Some nine thousand millions of years later, earth appeared, the waters parted, and life began on this planet — perhaps only here. We simply don’t know and may never find out. Thousands of millions of years later, the Word became flesh and dwelt among us. Earth was reseeded with grace.

The Word of God…. seed sown in the cosmos itself, the human heart, the soil of nations and peoples. Some of it produces a bountiful harvest of justice and mercy, some little or nothing, choked by weeds of disregard, oppression, and destruction. The Word of God is no less creative for that. It is no less dynamic, no less alive. More: it gives life. And the Word not only endures, it is indelible.

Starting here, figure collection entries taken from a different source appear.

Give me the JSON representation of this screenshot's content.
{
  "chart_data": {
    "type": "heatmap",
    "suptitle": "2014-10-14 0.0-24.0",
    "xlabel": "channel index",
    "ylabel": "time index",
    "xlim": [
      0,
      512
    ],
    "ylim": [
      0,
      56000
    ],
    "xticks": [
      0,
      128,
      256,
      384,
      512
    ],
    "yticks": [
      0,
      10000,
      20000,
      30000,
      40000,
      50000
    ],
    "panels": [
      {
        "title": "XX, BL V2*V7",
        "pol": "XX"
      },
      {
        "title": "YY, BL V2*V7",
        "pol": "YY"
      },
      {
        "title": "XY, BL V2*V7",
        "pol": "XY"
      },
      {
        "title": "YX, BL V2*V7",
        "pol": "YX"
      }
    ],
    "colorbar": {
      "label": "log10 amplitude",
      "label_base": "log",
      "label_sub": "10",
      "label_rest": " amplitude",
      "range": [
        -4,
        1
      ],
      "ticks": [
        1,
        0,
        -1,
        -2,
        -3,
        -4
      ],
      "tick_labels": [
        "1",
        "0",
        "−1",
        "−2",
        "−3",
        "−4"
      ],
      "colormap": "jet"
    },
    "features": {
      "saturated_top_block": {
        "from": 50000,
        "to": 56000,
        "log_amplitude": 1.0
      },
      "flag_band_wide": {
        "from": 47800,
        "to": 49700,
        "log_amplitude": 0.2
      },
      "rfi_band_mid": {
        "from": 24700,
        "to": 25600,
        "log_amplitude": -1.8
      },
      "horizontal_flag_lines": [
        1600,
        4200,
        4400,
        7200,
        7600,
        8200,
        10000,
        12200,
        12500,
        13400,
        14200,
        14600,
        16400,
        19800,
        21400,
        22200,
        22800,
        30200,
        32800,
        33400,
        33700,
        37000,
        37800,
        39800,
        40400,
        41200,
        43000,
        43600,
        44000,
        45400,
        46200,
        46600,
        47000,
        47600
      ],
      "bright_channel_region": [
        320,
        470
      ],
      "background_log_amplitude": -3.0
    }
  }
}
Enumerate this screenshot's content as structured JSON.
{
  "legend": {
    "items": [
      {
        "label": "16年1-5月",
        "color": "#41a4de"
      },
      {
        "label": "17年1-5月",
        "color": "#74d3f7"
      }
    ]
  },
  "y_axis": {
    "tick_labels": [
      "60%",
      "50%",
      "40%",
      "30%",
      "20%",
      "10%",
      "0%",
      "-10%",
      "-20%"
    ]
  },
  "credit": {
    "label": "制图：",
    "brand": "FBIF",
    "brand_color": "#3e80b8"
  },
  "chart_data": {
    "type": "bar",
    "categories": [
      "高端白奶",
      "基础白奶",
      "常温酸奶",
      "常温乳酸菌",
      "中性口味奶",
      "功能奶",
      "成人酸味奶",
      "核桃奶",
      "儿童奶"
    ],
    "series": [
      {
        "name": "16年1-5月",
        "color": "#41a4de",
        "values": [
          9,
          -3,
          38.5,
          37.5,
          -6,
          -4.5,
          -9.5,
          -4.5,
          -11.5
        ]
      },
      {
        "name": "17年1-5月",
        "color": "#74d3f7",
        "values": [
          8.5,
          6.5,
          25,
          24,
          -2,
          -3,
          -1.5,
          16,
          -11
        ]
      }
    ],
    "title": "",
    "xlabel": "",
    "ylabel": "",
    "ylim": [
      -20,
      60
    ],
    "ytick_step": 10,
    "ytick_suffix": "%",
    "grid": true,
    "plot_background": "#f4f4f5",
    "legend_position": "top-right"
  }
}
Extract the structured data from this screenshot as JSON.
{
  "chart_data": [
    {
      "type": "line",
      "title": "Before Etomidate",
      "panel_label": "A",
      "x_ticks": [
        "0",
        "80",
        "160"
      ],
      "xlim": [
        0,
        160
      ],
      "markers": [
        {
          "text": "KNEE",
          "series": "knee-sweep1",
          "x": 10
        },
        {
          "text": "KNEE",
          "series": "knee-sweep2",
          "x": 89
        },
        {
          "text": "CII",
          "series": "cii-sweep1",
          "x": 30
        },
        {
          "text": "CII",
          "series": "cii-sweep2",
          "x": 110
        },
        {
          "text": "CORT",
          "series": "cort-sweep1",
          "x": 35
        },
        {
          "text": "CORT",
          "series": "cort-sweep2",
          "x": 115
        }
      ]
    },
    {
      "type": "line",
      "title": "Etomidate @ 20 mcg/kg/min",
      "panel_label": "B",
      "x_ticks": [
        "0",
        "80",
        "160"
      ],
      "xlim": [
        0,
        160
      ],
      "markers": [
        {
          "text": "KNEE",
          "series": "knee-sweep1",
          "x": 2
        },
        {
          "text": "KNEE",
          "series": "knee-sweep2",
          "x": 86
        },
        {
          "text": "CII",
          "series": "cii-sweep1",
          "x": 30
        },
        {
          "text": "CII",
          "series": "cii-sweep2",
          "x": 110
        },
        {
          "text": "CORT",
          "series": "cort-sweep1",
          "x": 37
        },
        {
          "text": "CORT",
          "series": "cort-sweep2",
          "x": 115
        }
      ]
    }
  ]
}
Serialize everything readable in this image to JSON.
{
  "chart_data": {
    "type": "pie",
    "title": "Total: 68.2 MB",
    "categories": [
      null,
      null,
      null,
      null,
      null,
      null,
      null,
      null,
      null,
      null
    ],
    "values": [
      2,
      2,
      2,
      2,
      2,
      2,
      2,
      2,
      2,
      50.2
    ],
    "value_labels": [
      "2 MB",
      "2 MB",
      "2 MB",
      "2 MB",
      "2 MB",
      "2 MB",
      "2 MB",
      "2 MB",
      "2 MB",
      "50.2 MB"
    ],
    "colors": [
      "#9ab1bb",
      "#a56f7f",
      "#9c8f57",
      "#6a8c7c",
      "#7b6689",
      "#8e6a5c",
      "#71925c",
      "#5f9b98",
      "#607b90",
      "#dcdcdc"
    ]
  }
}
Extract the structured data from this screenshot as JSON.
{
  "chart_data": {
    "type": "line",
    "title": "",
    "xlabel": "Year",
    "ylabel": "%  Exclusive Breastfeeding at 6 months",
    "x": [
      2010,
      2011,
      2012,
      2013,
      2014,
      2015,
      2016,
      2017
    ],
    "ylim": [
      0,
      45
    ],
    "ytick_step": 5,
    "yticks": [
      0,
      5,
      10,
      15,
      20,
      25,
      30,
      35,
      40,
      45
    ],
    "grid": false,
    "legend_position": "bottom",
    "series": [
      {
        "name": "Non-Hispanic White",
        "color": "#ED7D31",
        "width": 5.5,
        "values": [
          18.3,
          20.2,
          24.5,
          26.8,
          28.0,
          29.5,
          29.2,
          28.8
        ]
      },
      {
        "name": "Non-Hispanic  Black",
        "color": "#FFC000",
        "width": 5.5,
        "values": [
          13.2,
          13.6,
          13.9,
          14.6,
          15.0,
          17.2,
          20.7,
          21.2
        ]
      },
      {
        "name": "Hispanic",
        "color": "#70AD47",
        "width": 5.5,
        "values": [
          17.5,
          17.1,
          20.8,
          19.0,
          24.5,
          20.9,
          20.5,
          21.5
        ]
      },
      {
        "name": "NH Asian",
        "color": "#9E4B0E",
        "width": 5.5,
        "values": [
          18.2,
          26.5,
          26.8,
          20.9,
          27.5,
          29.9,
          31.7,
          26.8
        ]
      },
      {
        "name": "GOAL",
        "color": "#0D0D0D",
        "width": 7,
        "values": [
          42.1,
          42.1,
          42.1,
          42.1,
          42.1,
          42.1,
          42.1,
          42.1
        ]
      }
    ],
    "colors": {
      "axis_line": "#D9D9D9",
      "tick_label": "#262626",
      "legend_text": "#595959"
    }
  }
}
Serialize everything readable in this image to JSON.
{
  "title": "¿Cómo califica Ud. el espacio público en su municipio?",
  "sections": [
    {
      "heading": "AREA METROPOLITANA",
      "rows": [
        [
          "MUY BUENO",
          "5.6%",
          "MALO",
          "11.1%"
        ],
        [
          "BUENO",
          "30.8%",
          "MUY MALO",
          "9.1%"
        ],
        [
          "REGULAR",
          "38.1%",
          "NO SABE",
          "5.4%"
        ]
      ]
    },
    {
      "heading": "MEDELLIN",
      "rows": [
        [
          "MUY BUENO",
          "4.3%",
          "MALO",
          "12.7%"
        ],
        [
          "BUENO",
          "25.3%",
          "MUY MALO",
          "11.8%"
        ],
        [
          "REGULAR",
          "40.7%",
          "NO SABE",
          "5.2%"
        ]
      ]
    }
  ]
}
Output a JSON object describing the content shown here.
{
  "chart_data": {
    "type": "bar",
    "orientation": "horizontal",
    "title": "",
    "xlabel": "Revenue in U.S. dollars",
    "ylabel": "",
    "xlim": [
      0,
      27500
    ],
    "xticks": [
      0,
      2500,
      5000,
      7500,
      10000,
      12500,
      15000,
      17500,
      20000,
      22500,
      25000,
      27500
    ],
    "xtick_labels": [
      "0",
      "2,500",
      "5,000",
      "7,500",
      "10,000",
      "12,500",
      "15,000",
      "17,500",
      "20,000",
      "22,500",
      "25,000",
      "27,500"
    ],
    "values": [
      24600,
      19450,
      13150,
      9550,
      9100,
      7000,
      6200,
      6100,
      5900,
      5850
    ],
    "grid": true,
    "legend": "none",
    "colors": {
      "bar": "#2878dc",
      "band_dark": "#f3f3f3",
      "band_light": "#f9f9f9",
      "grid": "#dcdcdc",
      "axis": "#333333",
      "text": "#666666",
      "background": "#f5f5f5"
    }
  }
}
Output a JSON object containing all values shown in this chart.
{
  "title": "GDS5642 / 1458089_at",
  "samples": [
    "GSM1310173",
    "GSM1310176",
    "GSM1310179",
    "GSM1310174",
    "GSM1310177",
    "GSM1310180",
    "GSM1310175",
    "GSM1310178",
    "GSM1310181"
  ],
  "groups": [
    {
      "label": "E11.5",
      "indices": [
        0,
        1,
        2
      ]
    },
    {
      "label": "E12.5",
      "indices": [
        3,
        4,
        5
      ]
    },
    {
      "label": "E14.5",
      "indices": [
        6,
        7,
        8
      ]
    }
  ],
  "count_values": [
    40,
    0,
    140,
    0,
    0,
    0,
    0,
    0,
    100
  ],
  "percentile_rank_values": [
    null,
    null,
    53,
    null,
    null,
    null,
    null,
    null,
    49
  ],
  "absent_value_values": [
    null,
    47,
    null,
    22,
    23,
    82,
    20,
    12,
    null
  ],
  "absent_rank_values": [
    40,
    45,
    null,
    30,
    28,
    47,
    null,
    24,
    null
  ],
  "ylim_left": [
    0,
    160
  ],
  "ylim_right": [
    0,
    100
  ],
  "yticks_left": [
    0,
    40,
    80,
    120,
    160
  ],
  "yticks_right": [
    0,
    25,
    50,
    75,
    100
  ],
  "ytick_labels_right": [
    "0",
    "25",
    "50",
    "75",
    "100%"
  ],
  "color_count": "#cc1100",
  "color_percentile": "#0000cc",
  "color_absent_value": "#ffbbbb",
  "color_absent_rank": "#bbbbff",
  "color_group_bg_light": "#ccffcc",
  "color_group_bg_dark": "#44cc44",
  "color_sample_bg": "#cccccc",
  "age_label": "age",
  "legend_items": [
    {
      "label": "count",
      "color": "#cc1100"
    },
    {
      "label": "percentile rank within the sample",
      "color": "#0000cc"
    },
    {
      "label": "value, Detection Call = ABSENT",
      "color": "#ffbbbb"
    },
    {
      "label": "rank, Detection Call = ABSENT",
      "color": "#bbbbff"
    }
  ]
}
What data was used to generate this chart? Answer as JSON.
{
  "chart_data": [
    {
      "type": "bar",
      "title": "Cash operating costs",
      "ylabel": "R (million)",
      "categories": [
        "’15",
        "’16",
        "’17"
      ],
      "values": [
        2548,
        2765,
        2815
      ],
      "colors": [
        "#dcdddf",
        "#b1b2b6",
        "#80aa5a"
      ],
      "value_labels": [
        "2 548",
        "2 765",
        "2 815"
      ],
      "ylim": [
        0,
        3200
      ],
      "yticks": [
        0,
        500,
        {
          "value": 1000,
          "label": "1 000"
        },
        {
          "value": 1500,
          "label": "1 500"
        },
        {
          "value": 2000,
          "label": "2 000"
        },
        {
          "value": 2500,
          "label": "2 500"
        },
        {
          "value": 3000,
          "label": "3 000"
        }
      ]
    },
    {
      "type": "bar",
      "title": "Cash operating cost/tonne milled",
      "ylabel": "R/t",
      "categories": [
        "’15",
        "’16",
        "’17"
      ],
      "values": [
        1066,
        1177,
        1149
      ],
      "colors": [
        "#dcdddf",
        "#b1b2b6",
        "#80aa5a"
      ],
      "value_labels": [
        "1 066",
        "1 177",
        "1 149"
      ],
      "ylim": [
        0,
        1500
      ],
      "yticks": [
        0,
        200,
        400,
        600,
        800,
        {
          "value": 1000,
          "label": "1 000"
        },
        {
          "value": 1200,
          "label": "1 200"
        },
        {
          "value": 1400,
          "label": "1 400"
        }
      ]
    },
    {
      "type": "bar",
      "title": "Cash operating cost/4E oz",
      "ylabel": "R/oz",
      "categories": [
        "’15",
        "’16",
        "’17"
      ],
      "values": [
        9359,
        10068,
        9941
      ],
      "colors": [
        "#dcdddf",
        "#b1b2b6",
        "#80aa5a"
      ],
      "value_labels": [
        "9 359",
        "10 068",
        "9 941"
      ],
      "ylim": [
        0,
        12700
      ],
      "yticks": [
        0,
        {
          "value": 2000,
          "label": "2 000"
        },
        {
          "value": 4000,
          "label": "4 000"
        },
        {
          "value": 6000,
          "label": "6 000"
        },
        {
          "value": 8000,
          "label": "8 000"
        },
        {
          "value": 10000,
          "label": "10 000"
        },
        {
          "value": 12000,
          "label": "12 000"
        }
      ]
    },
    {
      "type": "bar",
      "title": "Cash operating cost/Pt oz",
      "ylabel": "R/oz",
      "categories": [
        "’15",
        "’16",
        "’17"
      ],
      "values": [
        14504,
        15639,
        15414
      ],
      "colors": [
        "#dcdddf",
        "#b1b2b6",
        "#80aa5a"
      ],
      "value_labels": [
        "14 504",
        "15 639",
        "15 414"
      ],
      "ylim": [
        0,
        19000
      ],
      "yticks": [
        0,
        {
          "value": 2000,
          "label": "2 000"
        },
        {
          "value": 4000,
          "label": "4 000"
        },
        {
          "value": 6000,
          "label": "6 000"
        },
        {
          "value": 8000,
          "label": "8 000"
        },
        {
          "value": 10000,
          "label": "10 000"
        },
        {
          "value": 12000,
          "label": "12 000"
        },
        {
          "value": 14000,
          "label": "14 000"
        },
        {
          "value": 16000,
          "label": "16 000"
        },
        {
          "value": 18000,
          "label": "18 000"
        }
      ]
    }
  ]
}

Surely God could create other soil, other earth, other worlds where the Word could take better root and produce a harvest of glory ten thousand times a hundred fold. But here we are, for all we know, the only show in town, vainglorious dust, blighting the earth while straining to reach the stars. And if we do, will we not find, with Marlowe’s Dr. Faustus that “the blood of Christ streams through the universe”? For the Word remains impressed on each quark and galaxy. Even if our vision of the universe is fuzzy, like the first images received by the Hubble telescope, as the poet affirms, “The world is charged with the grandeur of God / It will flame out like shining from shook foil; / It gathers to a greatness, like the ooze of oil / Crushed.” [Gerard Manley Hopkins, “God’s Grandeur”]

Confirmed in that Spirit, we go on. Summoned by the Word, we endure. Intent on a future harvest of freedom and glory, we offer others the gift of life, the promise of justice and mercy. Subjected to suffer with all of creation the pangs of that great and prolonged birthing, we nevertheless rejoice at the approach of the Realm of God’ glory.